It can be a life-changing realization to find out about the corporations that control so many aspects of our daily lives without our immediate awareness. The entire food industry, for instance, is controlled by just a handful of gigantic corporations that have swallowed up a number of smaller companies within the last few decades, and continue to grow and expand that control globally. The result is that many of the brands of food and drink you can buy at the supermarket are owned by the same corporation, regardless of what brand-name you see on the label. This means that while there is an illusion of great choice and variety, you are actually very short of options. Because whichever product you go for, it is likely that your money will end up in the same hands, and what is more: supporting that corporation's way of doing business, which, more often than not (a hell of a lot more often) is likely to be unscrupulous, unethical and hazardous to the environment.

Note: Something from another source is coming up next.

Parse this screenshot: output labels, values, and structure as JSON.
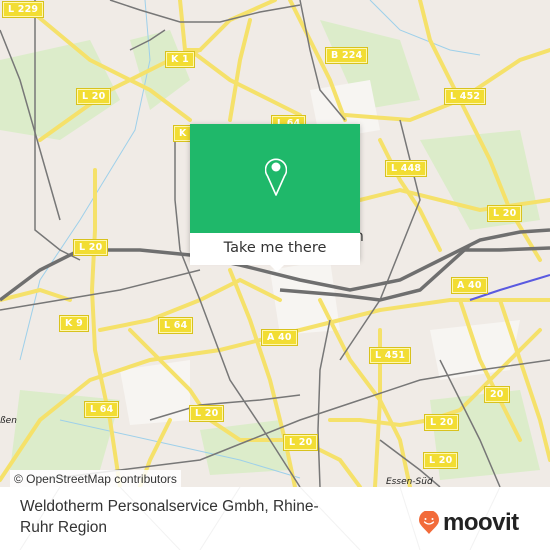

This is a major concern in itself. And who really believes that such a situation fits the description of a "free market"?
One would think it should be the law for product labels to give a clear indication of what company is behind it. But not so. Instead, you, as a consumer, are mislead to believe that you have the choice between a number of different options. It takes a careful eye to what company a product is owned by. Usually, if you are well informed in advance, you will find a hint in small print, on the label at the back. And a lot of times, you will find that a product belongs to the Unilever group. Unilever, which incorporates Nestle, is the world's largest single grocery-marketing corporation and controls natural resources on a scale that in some cases, it amounts to a near monopoly. This is true particularly of water: Nestle "owns" an alarmingly high percentage of the world's water resources, including some on which local populations have depended for generations and who are now barred from accessing it. Perhaps next Unilever will buy up the world's resources of air to market to us, and we will have no choice but to pay them for it.....via any of their manifold brand-names. But from whom will they buy it, we wonder?
Here is a list of some brands that belong to the Unilever and Nestle groups:
Nestle (Nestea, Nescafe, Nesquick)
Walls Ice Cream
Further unethical companies include:
Kraft (including Miracoli, Dr .Oetker etc.)
Last but not least: never simply trust a company/brand's claims to being ecological or sustainable without having credible certifications to prove it. Always do your own research and stay alert. Companies will shamelessly adopt an "eco-friendly" image in their adverts and public statements even when the opposite is true.